Oleh karena itu, mari tekadkan di dalam diri kita masing masing, mari kita untuk banyak membaca, terus menajamkan sudut pandang kita, memproduk ide kita dengan deras, dan coba berhenti untuk tidak mengatajan “saya sibuk”. Untuk itu, menulis harus diperioritaskan dan sekalugus disiplin. Namun itu semua, kembali kepada diri kita sendiri, agar terus melakukan konsistensi diri dalam latihan, latihan, dan latihan. Coba terus berkarya dan terus menulis. Bagaimana kita bisa mendapatkan inspirasi dan lalu bagaimana pula untuk mengelola inspirasi itu?. Bahksn, setiap tulisan butuh riset, karena menulis buku novel dengan latar belakang tahun 1980-an saja misalnya, hal itu butuh riset. Sementara riset yang sederhana untuk menulis buku novel di era tahun 1980-an itu, mungkin kita bisa lihat-lihat foto apa yang terjadi di era tahun 1980 itu. Baru dengan foto-foto itu kita bisa menulis dengan imajinasi, yskni dengan memejamkan mata dan kemudian terus mengembangkan imajinasi itu, agar kita punya kesiapan untuk menulis buku novel di era tshun 1980-an itu.
III. Membangun Kesadaran Diri Dan Terus Mengusik Kegelisahan Intelektual
“Ketika Aku Berpikir, Maka Aku Ada”, hal itu menggabarkan, bagaimana kesadaran diri menjadi obat bagi jiwa yang pernah gelisah dan bahkan terluka. Karena, kesadaran berpikir bukan hanya bukti eksistensi diri kita sendiri, tapi merupakan jalan menuju pemulihan batin yang pernah retak. (freepik). Kalimat “Cogito, ergo sum” atau “aku berpikir maka aku ada” yang dicetuskan oleh Rene Descartes itu, sering dianggap sebagai fondasi dari filsafat modern. Tapi tahukah kita, bahwa kalimat itu bukan sekadar pernyataan logika dingin? Namun dibaliknya, memang tersimpan kekuatan besar yang sangat relevan bagi jiwa-jiwa yang sedang mencari pulih dari luka batin.

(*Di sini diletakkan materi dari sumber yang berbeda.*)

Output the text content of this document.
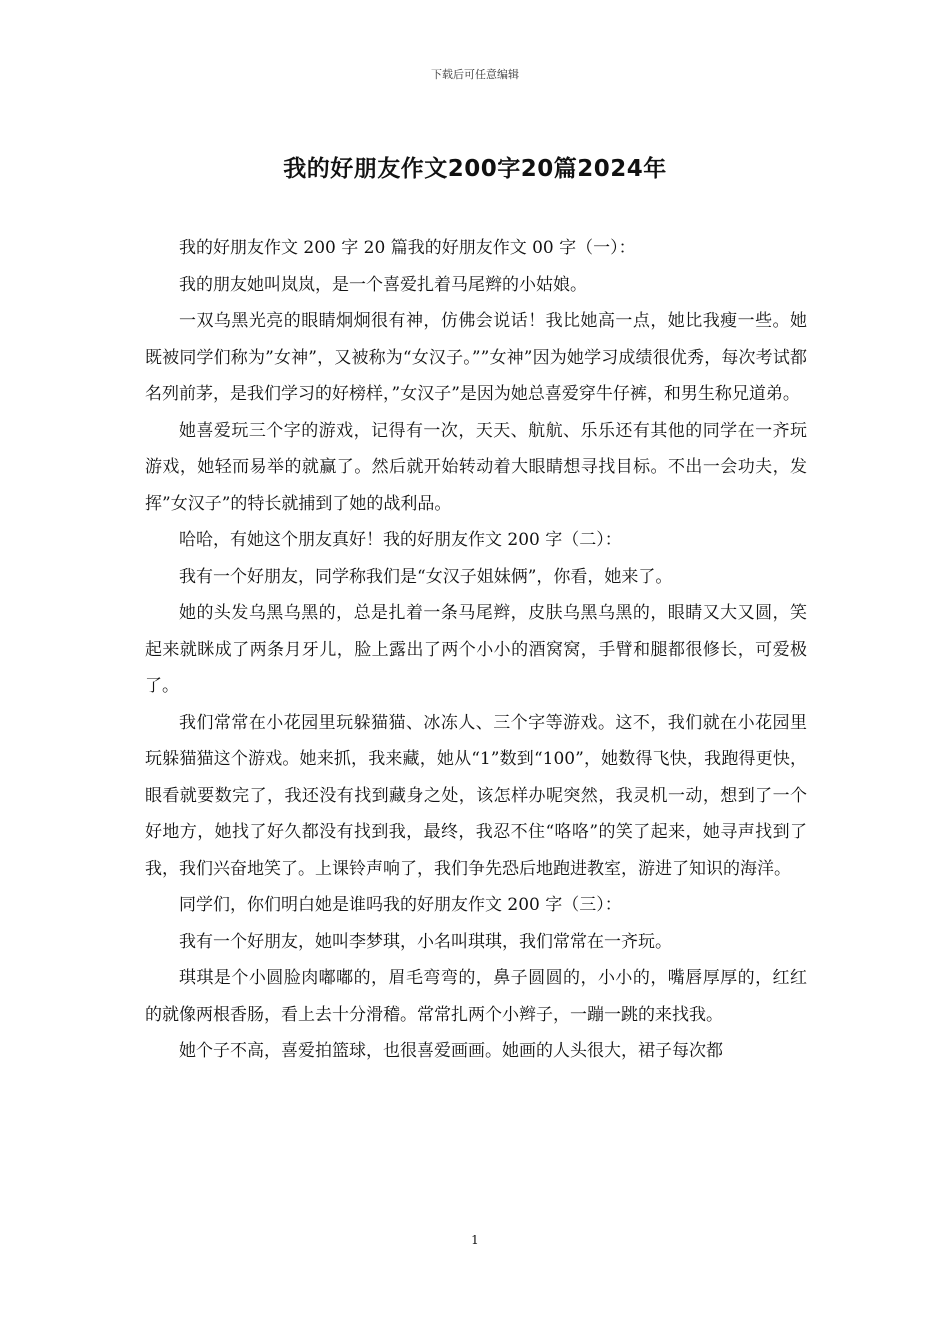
下载后可任意编辑
我的好朋友作文200字20篇2024年

我的好朋友作文 200 字 20 篇我的好朋友作文 00 字（一）：

我的朋友她叫岚岚，是一个喜爱扎着马尾辫的小姑娘。

一双乌黑光亮的眼睛炯炯很有神，仿佛会说话！我比她高一点，她比我瘦一些。她既被同学们称为”女神”，又被称为“女汉子。””女神”因为她学习成绩很优秀，每次考试都名列前茅，是我们学习的好榜样，”女汉子”是因为她总喜爱穿牛仔裤，和男生称兄道弟。

她喜爱玩三个字的游戏，记得有一次，天天、航航、乐乐还有其他的同学在一齐玩游戏，她轻而易举的就赢了。然后就开始转动着大眼睛想寻找目标。不出一会功夫，发挥”女汉子”的特长就捕到了她的战利品。

哈哈，有她这个朋友真好！我的好朋友作文 200 字（二）：

我有一个好朋友，同学称我们是“女汉子姐妹俩”，你看，她来了。

她的头发乌黑乌黑的，总是扎着一条马尾辫，皮肤乌黑乌黑的，眼睛又大又圆，笑起来就眯成了两条月牙儿，脸上露出了两个小小的酒窝窝，手臂和腿都很修长，可爱极了。

我们常常在小花园里玩躲猫猫、冰冻人、三个字等游戏。这不，我们就在小花园里玩躲猫猫这个游戏。她来抓，我来藏，她从“1”数到“100”，她数得飞快，我跑得更快，眼看就要数完了，我还没有找到藏身之处，该怎样办呢突然，我灵机一动，想到了一个好地方，她找了好久都没有找到我，最终，我忍不住“咯咯”的笑了起来，她寻声找到了我，我们兴奋地笑了。上课铃声响了，我们争先恐后地跑进教室，游进了知识的海洋。

同学们，你们明白她是谁吗我的好朋友作文 200 字（三）：

我有一个好朋友，她叫李梦琪，小名叫琪琪，我们常常在一齐玩。

琪琪是个小圆脸肉嘟嘟的，眉毛弯弯的，鼻子圆圆的，小小的，嘴唇厚厚的，红红的就像两根香肠，看上去十分滑稽。常常扎两个小辫子，一蹦一跳的来找我。

她个子不高，喜爱拍篮球，也很喜爱画画。她画的人头很大，裙子每次都

1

A. Ketika Luka Membuat Kita Merasa Tak Ada
Ada masa dalam hidup ketika seseorang merasa seperti hilang. Entah karena kehilangan, trauma, pengkhianatan, atau luka-luka masa kecil yang tidak sempat dipahami. Di titik itu, kita tidak merasa benar-benar “ada”. Seolah tubuh ini bergerak, tapi jiwa kita tertinggal entah di mana. Dalam kekosongan itu, kita mulai mempertanyakan segalanya. Siapa aku sebenarnya? Apakah aku berharga? Apakah aku hanya beban? Dan di situlah pemikiran Descartes bisa menjadi awal cahaya kecil.
B. Berpikir = Ada = Berarti
Descartes memulai pencarian kebenaran dari nol. Ia meragukan segalanya, bahkan eksistensinya sendiri. Namun di tengah semua keraguan itu, satu hal tak bisa disangkal: ia sedang berpikir. Dan karena ia berpikir, maka ia ada. Bagi orang yang sedang terluka, konsep tersebu seperti pelukan hangat, yakni selama aku bisa menyadari pikiranku, aku masih ada. Selama aku berpikir, aku punya makna. Pikiran bukan sekadar aliran logika, tapu ia adalah bukti bahwa kita hidup, sadar, dan masih punya kesempatan untuk tumbuh, belajar, dan sembuh.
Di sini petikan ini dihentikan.